For performance, there's also the real primary key set up as a UNIQUE CONSTRAINT.
CONSTRAINT table1_pk PRIMARY KEY (u1, u2, id),
CONSTRAINT table1_ck_id UNIQUE (id)
I want to remove u1 and u2 from the table.
The issue is that the tables sometimes have billions of entries, and re-indexing will take quite some time. Cockroach DB does not support CONCURRENTLY, so AFAIK, this will block UPDATE queries for a long time.
I have identified 3 ways to do this:
A) "Promoting" a UNIQUE CONSTRAINT to PRIMARY KEY. This may not work.
ALTER TABLE tnt.xxx DROP CONSTRAINT xxx_pk;
ALTER TABLE tnt.xxx ADD CONSTRAINT xxx_pk PRIMARY KEY USING INDEX xxx_pk_id;
ALTER TABLE tnt.xxx DROP CONSTRAINT xxx_pk_id;
ALTER TABLE tnt.xxx DROP COLUMN u1, DROP COLUMN u2;
B) Changing the PK columns. See https://www.cockroachlabs.com/docs/stable/primary-key#changing-primary-key-columns
ALTER TABLE tnt.xxx ALTER PRIMARY KEY USING COLUMNS (id);
ALTER TABLE tnt.xxx DROP CONSTRAINT xxx_ck_id;
ALTER TABLE tnt.xxx DROP COLUMN u1, DROP COLUMN u2;
C) DROP and ADD the PRIMARY KEY in one transaction. See https://www.cockroachlabs.com/docs/v23.2/alter-table#drop-and-add-a-primary-key-constraint
ALTER TABLE tnt.xxx DROP CONSTRAINT xxx_pk;
ALTER TABLE tnt.xxx ADD CONSTRAINT xxx_pk PRIMARY KEY (id);
ALTER TABLE tnt.xxx DROP CONSTRAINT xxx_ck_id;
ALTER TABLE tnt.xxx DROP COLUMN u1, DROP COLUMN u2;
Is there any other way?
Which one has the best performance?
The migration happens in a transaction. So this should not leave the table without a PK for the SELECTs happening during that.
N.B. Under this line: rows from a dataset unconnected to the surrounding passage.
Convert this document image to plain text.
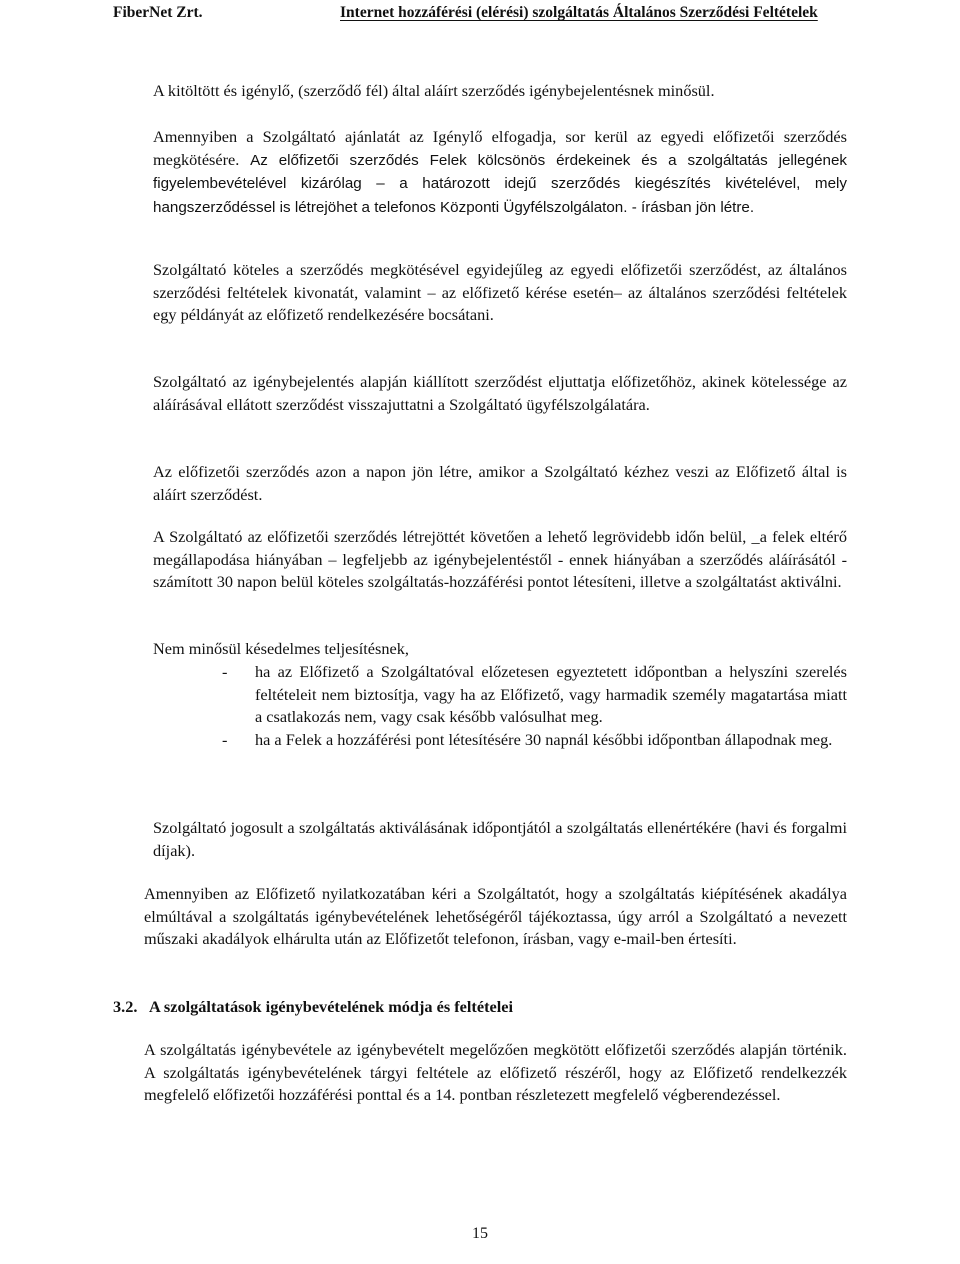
FiberNet Zrt.	Internet hozzáférési (elérési) szolgáltatás Általános Szerződési Feltételek

A kitöltött és igénylő, (szerződő fél) által aláírt szerződés igénybejelentésnek minősül.

Amennyiben a Szolgáltató ajánlatát az Igénylő elfogadja, sor kerül az egyedi előfizetői szerződés megkötésére. Az előfizetői szerződés Felek kölcsönös érdekeinek és a szolgáltatás jellegének figyelembevételével kizárólag – a határozott idejű szerződés kiegészítés kivételével, mely hangszerződéssel is létrejöhet a telefonos Központi Ügyfélszolgálaton. - írásban jön létre.

Szolgáltató köteles a szerződés megkötésével egyidejűleg az egyedi előfizetői szerződést, az általános szerződési feltételek kivonatát, valamint – az előfizető kérése esetén– az általános szerződési feltételek egy példányát az előfizető rendelkezésére bocsátani.

Szolgáltató az igénybejelentés alapján kiállított szerződést eljuttatja előfizetőhöz, akinek kötelessége az aláírásával ellátott szerződést visszajuttatni a Szolgáltató ügyfélszolgálatára.

Az előfizetői szerződés azon a napon jön létre, amikor a Szolgáltató kézhez veszi az Előfizető által is aláírt szerződést.

A Szolgáltató az előfizetői szerződés létrejöttét követően a lehető legrövidebb időn belül, _a felek eltérő megállapodása hiányában – legfeljebb az igénybejelentéstől - ennek hiányában a szerződés aláírásától - számított 30 napon belül köteles szolgáltatás-hozzáférési pontot létesíteni, illetve a szolgáltatást aktiválni.

Nem minősül késedelmes teljesítésnek,

- ha az Előfizető a Szolgáltatóval előzetesen egyeztetett időpontban a helyszíni szerelés feltételeit nem biztosítja, vagy ha az Előfizető, vagy harmadik személy magatartása miatt a csatlakozás nem, vagy csak később valósulhat meg.
- ha a Felek a hozzáférési pont létesítésére 30 napnál későbbi időpontban állapodnak meg.

Szolgáltató jogosult a szolgáltatás aktiválásának időpontjától a szolgáltatás ellenértékére (havi és forgalmi díjak).

Amennyiben az Előfizető nyilatkozatában kéri a Szolgáltatót, hogy a szolgáltatás kiépítésének akadálya elmúltával a szolgáltatás igénybevételének lehetőségéről tájékoztassa, úgy arról a Szolgáltató a nevezett műszaki akadályok elhárulta után az Előfizetőt telefonon, írásban, vagy e-mail-ben értesíti.

3.2. A szolgáltatások igénybevételének módja és feltételei

A szolgáltatás igénybevétele az igénybevételt megelőzően megkötött előfizetői szerződés alapján történik. A szolgáltatás igénybevételének tárgyi feltétele az előfizető részéről, hogy az Előfizető rendelkezzék megfelelő előfizetői hozzáférési ponttal és a 14. pontban részletezett megfelelő végberendezéssel.

15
Schema changes in CRDB are always online and non-blocking, so there should be no concerns of IUD operations getting stuck behind any ALTER TABLE commands. See: https://www.cockroachlabs.com/docs/stable/online-schema-changes.
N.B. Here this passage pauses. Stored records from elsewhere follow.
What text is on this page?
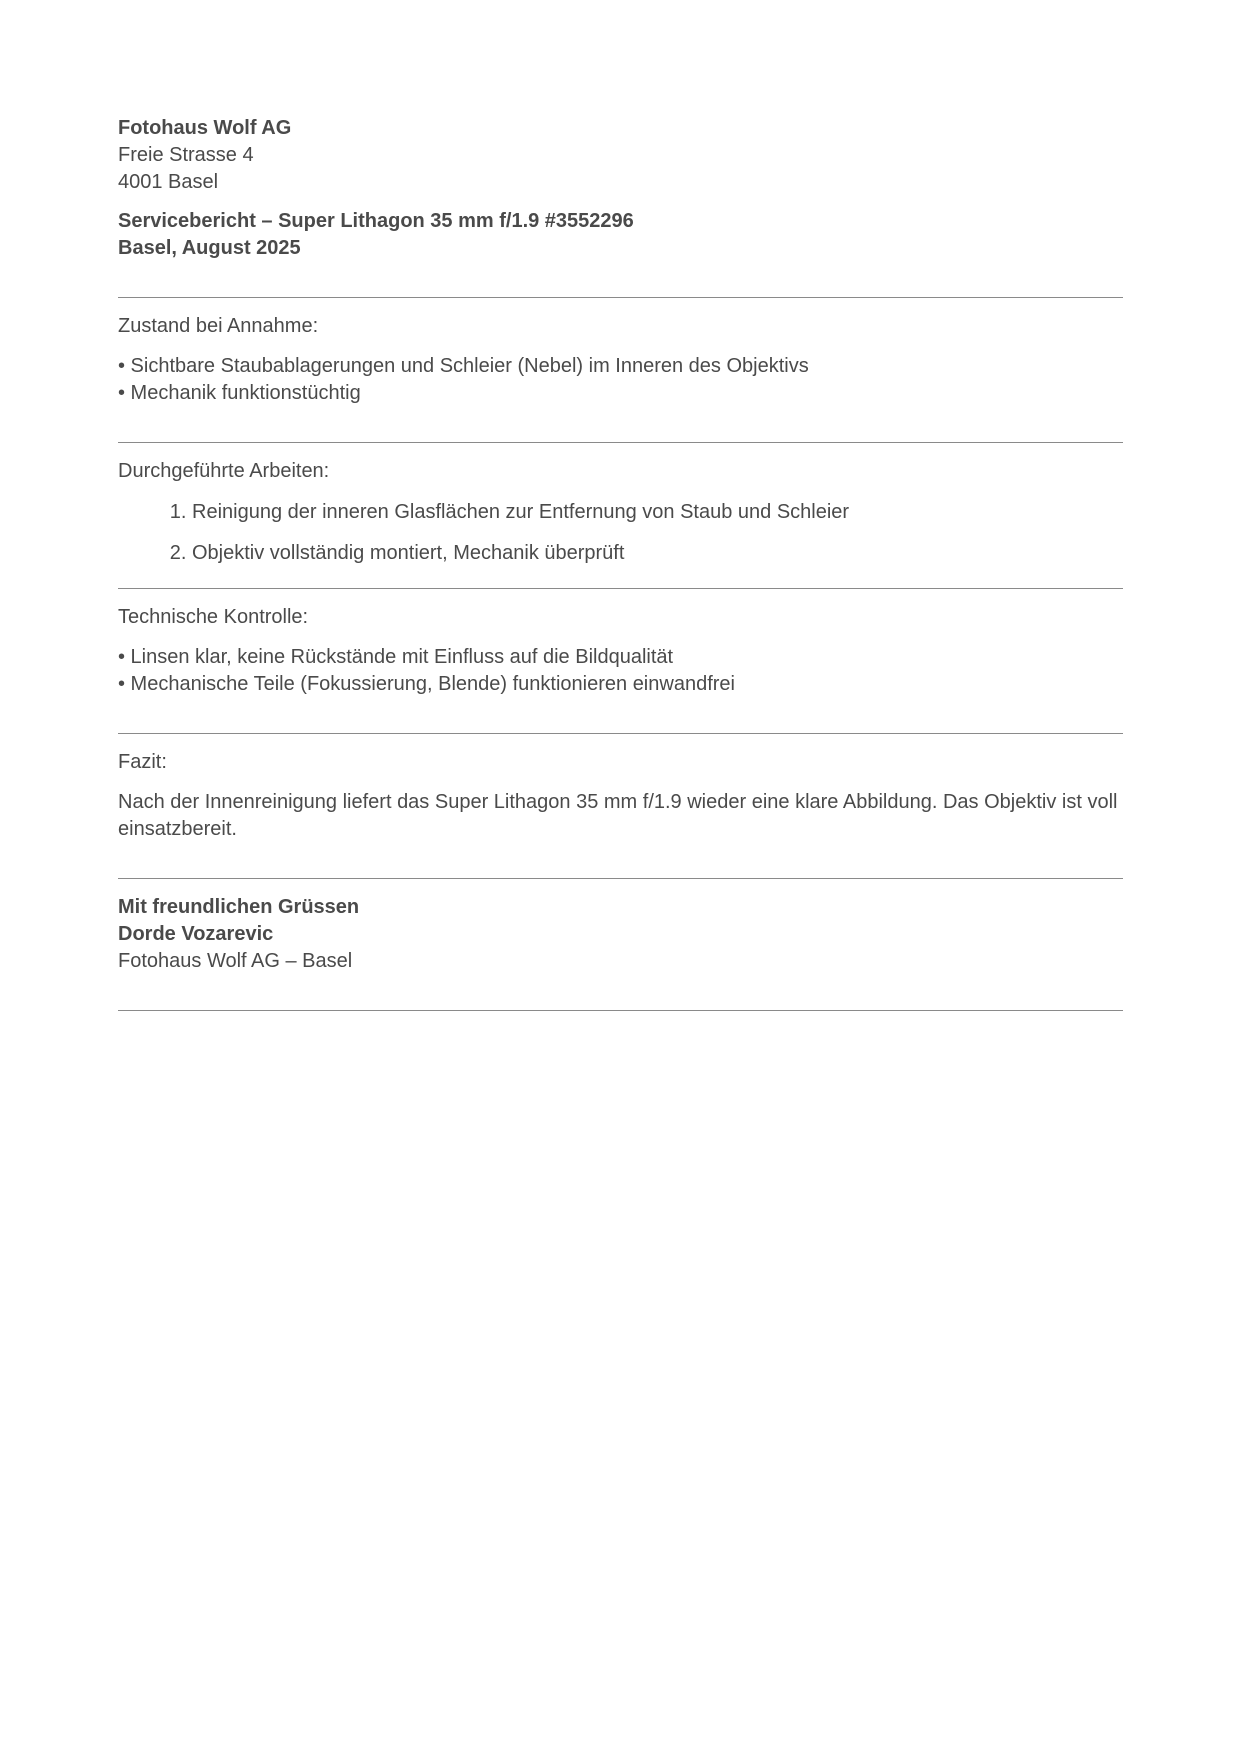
Fotohaus Wolf AG
Freie Strasse 4
4001 Basel
Servicebericht – Super Lithagon 35 mm f/1.9 #3552296
Basel, August 2025
Zustand bei Annahme:
• Sichtbare Staubablagerungen und Schleier (Nebel) im Inneren des Objektivs
• Mechanik funktionstüchtig
Durchgeführte Arbeiten:
1. Reinigung der inneren Glasflächen zur Entfernung von Staub und Schleier
2. Objektiv vollständig montiert, Mechanik überprüft
Technische Kontrolle:
• Linsen klar, keine Rückstände mit Einfluss auf die Bildqualität
• Mechanische Teile (Fokussierung, Blende) funktionieren einwandfrei
Fazit:
Nach der Innenreinigung liefert das Super Lithagon 35 mm f/1.9 wieder eine klare Abbildung. Das Objektiv ist voll einsatzbereit.
Mit freundlichen Grüssen
Dorde Vozarevic
Fotohaus Wolf AG – Basel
In practice your only concern running the sequence above is an impact on throughput if you have an active workload executing. The best course of action is to use implicit transactions (see the note in the link above, explicit ones are not fully supported). Then to directly execute:
The impact when doing online schema changes will be mainly to write operations, since the backfills will exhibit a phenomenon called dual-writes (i.e. each write will go to the old and new primary indexes).